Wednesday 29 May 2019

The Meaning Revolution: The Power of Transcendent Leadership by Fred Kofman






Meaning has two major components: making sense of life (cognition) and having a sense of purpose (motivation).



Leadership is not a position; it is a process.



It's tempting to appear as a "victim" to duck from responsibility and to avoid embarrassment, but the price of an excuse is high.



Response-ability is the foundation of transcendent leadership.



If you want to be the captain of your business and your life, you must accept full responsibility, accountability, and ownership for everything that happens in it.



I define response-ability as the ability to choose one's response to a situation.



Responsibility is not about assuming guilt.  You are not responsible for your circumstances; you are response-able in the face of your circumstances.



Besides disempowering us from acting appropriately in the face of reality, the victim story prevents us from learning.



Unless you recognize your contribution to a bad situation, you won't be able to change that situation.

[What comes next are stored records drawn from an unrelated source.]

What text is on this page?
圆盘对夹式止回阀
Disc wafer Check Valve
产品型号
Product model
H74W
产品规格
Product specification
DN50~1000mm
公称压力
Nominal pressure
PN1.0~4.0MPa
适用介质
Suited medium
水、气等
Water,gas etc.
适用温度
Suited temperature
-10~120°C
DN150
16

Decisions are worthless unless they turn into commitments, but commitments are worthless unless they are made, kept, and honored with integrity.



Any time you know what you should do but can't bring yourself to do it, it is a sign that your ego is trying to defend itself.



Each of us has his or her favorite reactive behaviors, which we use to assuage our ego's anxiety about not being good enough.  The key to defusing such a reaction is to look deeply at whatever primal and childish interpretation is driving the fear of potential failure, judgment, embarrassment, or rejection.